The Process
By Z Zoccolante
There’s a process. Let’s not make it about love, but instead a human life experience, one which has all the fullness of a perfectly ripe peach, plump and juicy, full of joy and sorrows, elation and bliss, lost and found. Let’s not make it this about one thing because it’s about the feeling of everything – about a full life experience.
It’s about saying the names, not just flossing over it with my “ex” husband, my “ex” boyfriend, my “ex” friend. These were time periods of my life too, just as vital as the emotions and the lessons. I am a person too and so are they, not just forgotten memory like the box packed away in the attic. Each was there for a reason – to help me fine tune my vibration – to bring me closer to me. And so is every new he.
And yes, I find myself getting annoyed at the way my heart sinks, gets pricked and hardens and I want to be mean or ignore he completely because it’s easier to step back into shadow, to turn the other way. That was my skill set and I do it well.

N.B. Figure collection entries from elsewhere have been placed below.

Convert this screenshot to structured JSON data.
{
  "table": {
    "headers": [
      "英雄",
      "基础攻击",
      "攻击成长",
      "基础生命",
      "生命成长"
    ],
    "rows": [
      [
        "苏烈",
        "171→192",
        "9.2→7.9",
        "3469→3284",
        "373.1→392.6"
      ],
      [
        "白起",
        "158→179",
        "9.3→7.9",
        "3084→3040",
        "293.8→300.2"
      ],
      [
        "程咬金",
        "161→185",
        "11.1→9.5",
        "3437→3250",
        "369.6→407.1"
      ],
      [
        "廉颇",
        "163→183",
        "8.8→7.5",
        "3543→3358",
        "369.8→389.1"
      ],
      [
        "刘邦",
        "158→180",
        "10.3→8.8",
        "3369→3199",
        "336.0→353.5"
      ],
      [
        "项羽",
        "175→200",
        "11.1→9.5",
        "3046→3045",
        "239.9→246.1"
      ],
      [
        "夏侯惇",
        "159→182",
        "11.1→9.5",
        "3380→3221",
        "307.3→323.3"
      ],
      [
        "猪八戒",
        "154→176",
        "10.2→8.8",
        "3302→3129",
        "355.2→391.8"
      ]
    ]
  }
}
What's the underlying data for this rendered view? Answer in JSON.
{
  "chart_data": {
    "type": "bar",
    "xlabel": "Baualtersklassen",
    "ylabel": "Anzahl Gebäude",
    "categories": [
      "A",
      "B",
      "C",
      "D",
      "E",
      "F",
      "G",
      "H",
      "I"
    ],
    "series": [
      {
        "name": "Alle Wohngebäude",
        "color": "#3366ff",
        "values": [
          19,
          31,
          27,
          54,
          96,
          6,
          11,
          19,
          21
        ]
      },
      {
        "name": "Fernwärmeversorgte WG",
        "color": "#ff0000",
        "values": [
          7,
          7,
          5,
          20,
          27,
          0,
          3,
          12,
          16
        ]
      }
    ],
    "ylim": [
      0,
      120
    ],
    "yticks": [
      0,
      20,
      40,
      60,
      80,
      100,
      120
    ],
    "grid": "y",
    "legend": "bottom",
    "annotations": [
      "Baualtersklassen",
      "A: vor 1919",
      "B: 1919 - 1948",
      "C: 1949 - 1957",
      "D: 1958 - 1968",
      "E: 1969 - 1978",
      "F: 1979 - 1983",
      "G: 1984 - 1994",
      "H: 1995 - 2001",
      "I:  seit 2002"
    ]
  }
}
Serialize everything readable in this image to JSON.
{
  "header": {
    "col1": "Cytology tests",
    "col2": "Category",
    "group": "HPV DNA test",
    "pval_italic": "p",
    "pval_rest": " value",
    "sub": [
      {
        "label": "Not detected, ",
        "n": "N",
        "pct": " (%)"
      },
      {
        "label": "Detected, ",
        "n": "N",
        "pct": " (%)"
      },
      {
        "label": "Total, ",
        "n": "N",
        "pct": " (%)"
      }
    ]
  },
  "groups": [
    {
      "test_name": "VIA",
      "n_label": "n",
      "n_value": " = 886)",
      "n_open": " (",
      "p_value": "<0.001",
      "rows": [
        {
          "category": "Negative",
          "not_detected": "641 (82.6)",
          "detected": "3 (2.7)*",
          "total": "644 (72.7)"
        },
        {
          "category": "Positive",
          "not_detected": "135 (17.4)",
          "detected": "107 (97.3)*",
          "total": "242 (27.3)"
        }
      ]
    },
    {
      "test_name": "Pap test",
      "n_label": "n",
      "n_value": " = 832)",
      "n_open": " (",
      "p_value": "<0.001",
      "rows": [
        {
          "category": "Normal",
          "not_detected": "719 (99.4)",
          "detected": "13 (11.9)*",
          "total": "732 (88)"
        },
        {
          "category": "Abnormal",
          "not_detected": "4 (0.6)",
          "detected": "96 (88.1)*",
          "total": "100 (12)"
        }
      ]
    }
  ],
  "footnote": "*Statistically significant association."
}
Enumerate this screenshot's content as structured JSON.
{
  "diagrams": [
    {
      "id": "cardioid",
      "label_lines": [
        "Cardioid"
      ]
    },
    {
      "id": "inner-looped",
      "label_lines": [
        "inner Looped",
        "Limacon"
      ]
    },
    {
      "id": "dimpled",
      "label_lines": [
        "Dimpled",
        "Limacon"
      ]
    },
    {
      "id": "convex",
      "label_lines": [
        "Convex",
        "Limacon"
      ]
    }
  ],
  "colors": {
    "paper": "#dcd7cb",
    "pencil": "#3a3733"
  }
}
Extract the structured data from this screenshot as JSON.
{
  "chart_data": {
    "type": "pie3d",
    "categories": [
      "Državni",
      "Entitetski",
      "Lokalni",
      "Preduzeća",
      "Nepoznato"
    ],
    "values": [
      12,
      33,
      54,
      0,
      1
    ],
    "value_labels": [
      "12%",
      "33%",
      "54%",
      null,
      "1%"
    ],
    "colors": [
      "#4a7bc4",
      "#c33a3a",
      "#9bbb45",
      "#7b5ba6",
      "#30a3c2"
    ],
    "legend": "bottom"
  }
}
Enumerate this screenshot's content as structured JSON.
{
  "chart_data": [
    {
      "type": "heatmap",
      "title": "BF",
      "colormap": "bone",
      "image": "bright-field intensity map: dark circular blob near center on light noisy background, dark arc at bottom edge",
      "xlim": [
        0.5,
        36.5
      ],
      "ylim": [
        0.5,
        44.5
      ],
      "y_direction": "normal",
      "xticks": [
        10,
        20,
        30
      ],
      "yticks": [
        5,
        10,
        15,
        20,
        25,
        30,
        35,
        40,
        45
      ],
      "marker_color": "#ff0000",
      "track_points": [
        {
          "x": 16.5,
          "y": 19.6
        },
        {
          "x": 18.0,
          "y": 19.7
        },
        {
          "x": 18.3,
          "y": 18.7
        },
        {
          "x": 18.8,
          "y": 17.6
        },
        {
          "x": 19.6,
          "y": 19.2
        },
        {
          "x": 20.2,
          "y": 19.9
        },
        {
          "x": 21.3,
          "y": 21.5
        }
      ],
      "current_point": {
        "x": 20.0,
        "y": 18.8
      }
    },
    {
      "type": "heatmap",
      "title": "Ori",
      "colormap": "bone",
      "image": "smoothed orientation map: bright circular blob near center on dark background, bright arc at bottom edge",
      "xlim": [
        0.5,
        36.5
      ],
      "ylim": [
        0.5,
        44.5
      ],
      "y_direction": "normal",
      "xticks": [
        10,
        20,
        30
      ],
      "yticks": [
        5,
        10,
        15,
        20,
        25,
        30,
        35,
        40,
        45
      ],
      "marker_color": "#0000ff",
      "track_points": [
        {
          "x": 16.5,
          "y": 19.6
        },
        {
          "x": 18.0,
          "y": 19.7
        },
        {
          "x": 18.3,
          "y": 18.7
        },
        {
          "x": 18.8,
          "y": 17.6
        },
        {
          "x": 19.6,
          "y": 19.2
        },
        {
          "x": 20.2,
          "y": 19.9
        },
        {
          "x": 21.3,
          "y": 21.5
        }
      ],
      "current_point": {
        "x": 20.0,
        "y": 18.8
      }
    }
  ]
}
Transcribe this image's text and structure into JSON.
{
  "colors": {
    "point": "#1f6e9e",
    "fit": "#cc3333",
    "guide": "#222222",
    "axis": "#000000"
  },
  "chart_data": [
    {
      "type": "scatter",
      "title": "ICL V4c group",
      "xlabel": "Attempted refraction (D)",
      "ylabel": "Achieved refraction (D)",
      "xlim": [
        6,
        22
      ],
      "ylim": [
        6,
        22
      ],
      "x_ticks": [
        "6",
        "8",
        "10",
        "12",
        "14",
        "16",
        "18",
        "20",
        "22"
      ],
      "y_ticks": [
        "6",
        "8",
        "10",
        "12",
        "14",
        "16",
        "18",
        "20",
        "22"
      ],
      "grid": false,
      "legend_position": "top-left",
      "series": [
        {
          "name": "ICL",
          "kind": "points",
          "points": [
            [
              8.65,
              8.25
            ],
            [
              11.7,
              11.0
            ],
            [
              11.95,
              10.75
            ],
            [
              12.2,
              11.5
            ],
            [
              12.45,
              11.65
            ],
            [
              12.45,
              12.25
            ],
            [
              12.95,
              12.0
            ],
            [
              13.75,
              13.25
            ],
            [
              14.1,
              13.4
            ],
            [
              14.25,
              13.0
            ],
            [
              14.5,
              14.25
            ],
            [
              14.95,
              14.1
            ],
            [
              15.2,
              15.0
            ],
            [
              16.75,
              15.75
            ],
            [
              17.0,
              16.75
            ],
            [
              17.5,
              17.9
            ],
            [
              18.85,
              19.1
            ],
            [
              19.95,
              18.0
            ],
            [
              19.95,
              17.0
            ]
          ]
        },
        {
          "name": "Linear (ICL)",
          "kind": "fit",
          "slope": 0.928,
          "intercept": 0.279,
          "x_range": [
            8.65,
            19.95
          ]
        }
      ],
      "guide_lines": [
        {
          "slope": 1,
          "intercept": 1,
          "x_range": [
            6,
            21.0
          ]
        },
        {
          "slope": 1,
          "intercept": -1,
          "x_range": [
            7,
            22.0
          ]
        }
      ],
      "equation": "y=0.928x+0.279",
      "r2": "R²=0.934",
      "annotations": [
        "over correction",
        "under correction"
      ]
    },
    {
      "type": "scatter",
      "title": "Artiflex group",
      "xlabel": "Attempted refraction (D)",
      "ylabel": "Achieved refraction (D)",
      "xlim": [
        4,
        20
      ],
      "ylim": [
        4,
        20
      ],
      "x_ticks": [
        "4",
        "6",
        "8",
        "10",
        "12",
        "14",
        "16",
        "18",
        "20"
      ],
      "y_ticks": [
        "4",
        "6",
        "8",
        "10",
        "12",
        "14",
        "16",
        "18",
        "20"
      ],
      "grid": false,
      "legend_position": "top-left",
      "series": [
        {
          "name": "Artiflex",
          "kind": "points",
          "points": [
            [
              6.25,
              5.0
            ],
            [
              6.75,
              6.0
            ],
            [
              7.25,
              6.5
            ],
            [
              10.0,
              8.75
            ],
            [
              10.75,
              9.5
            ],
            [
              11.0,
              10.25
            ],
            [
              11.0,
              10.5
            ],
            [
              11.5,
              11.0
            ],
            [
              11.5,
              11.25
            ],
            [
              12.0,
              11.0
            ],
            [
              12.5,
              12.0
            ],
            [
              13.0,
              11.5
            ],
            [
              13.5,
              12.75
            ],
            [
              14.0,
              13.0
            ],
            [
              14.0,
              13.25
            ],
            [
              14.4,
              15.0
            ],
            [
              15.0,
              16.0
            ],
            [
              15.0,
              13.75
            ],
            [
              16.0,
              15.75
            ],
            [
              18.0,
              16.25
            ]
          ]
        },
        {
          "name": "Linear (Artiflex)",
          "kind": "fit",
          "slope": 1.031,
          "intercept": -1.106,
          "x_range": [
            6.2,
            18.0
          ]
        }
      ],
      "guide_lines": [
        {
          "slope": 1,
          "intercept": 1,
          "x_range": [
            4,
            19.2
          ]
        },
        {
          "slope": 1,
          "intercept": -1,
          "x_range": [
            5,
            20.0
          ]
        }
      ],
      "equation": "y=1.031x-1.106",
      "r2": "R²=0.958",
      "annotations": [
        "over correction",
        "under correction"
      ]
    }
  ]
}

But what would it be like to lean into it instead. Who would I be if my defense was not to detach but to run towards the painful thing arms wide, heart exposed. How would everything in my life be different?
This beautiful life of mine that I love, that I’ve created out of ashes when everything shattered like broken glass exploding in my belly and God watered the seeds when I wandered aimlessly along purple flowered sidewalks and lay with my face in the sun longing to unzip my life and step out. I remember that TV show where I cried because for one blissful hour I was free from my mind and the prickly spin.
And I have carved each story like lace against me and when I step back I can admire it now, possible contracts I’ve made before falling to each. I’ll be letting go now . . . as the wind rushes against my skin, hair flying, free, holding the hands of those who are on this particular journey.
And from this vantage point this seem smaller – the pin pricks where light seeps through like a sky full of stars. I can handle the ocean. I can handle being pulled under because what lives in me if fire. The one who guides me parts the seas. The one who protects me writes me words that taste like honey and whispers my name in invisible ink tattoos.
And I am more than this body, than this movie I’m living and the roles I play. I am more than the emotion that spikes and how I curl like a fairy on a mushroom as I tell my feet there is no need to run. You are safe here with me. I know that’s not always been the case but when you trust me now your hands will not slip through ether. I am tethered to you and that feels like peace. That I can promise you.